With simple gifts, the magi help to transform a marginal and tenuous existence into something just a bit more sustainable, and with the vision to see danger just ahead they help to ensure that this child will grow up to share his gifts with the whole world.
It’s probably not too far from accurate to say that the existence of any small, mainline Protestant congregation in North America is marginal and tenuous these days, but we have been given incredible gifts – among them the imagination to cast a vision for a future otherwise that we can share with the whole world: imagine a world where everyone is welcome at the table, where everyone has enough to eat and to prosper, where everyone lives in shalom.
That future otherwise is the light that shines before us. We can live in it and live into it, if we but have the vision to use well what we find right before us – as available as a cast-off piano on the sidewalk. If we do what we can with what we have where we are in this very moment, that future otherwise is not only possible, it is assured because God is calling it forth and God will not be mocked.
Of course, we can, if we choose, ignore the gifts or abuse them. We can smash the piano to smithereens. Or … or we can do something beautiful with very, very little.

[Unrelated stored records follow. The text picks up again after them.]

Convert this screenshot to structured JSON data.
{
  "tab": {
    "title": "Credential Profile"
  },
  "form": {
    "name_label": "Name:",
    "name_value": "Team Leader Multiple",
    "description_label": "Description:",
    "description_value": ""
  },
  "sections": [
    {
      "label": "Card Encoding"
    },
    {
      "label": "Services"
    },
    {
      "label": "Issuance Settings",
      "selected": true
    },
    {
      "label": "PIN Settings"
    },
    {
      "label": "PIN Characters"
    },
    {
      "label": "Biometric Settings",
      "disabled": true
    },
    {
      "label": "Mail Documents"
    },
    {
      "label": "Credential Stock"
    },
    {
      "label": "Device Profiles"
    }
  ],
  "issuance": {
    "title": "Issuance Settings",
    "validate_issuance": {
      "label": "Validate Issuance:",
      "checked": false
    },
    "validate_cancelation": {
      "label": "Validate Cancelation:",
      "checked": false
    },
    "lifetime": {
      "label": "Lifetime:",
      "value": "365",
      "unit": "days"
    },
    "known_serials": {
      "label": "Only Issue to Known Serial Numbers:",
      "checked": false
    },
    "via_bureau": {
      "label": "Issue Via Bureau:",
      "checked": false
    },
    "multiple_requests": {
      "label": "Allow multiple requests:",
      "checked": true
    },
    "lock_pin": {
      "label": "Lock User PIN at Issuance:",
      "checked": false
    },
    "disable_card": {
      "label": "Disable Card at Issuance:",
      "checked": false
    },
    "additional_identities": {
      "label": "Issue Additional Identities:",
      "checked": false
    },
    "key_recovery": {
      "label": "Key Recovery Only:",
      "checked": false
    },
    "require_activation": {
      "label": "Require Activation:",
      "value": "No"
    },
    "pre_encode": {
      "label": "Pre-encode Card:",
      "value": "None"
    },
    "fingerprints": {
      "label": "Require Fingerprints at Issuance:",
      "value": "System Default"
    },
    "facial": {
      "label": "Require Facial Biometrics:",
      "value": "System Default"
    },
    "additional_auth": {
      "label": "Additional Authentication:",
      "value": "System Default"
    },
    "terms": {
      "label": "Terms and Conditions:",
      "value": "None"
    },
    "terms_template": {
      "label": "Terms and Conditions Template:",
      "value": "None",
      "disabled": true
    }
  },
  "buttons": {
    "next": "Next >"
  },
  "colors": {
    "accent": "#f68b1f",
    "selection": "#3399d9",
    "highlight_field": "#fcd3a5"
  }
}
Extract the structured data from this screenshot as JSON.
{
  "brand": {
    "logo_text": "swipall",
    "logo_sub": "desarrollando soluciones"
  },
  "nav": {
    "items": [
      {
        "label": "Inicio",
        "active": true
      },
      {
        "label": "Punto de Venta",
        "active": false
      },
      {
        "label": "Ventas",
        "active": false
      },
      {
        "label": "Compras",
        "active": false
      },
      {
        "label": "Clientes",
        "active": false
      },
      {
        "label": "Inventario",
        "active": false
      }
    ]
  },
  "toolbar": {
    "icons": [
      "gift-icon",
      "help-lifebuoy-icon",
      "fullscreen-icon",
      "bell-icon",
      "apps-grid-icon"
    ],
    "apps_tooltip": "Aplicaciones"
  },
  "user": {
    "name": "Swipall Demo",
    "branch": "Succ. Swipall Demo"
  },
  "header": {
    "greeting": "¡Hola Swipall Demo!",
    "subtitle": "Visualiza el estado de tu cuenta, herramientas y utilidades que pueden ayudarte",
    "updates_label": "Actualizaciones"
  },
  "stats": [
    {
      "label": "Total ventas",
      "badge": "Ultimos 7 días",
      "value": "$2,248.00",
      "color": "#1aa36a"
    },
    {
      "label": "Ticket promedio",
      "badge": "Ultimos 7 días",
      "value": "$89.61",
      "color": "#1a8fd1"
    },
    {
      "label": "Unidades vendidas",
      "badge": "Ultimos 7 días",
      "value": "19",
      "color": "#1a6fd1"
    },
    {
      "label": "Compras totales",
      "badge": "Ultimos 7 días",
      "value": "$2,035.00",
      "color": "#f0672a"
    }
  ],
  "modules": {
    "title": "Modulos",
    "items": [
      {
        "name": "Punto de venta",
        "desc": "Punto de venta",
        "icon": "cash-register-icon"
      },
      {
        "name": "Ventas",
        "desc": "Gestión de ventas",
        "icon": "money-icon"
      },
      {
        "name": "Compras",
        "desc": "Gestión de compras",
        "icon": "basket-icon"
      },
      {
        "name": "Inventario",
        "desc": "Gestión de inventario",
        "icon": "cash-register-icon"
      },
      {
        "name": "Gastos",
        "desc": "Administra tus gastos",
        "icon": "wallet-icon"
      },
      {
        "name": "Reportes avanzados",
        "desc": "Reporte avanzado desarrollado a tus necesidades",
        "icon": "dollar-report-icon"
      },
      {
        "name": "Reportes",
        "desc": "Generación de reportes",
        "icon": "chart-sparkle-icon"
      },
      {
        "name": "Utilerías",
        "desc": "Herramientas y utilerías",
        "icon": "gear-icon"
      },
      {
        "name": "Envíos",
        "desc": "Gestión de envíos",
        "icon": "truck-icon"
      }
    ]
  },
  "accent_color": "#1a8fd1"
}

So, I told you that I’d seen two videos. The second video, which I happened to see the day after I’d seen the first, is a very short documentary – less than four minutes. It tells the story of the landfillharmonic symphony – a group of young musicians from a slum in Paraguay. Their homes are built in, on and around a landfill. Their instruments are made from trash. Among the first musicians shown is a 19-year-old named Juan who plays a cello constructed from an oil barrel, a meat tenderizer and what looks like a 2x4. He plays a piece from Mozart with such beauty that it brings tears to your eyes.
If the life of Christian faith is about anything at all, it is about this: finding new life where only death seems to reign. We are a resurrection people. We trust that a light shines in the darkness that the darkness shall never overcome. Epiphany celebrates the light, and the moment when our eyes are opened to see the gifts we have been given again for the first time.
Arise, shine, for your light is come! Live into that light. Amen.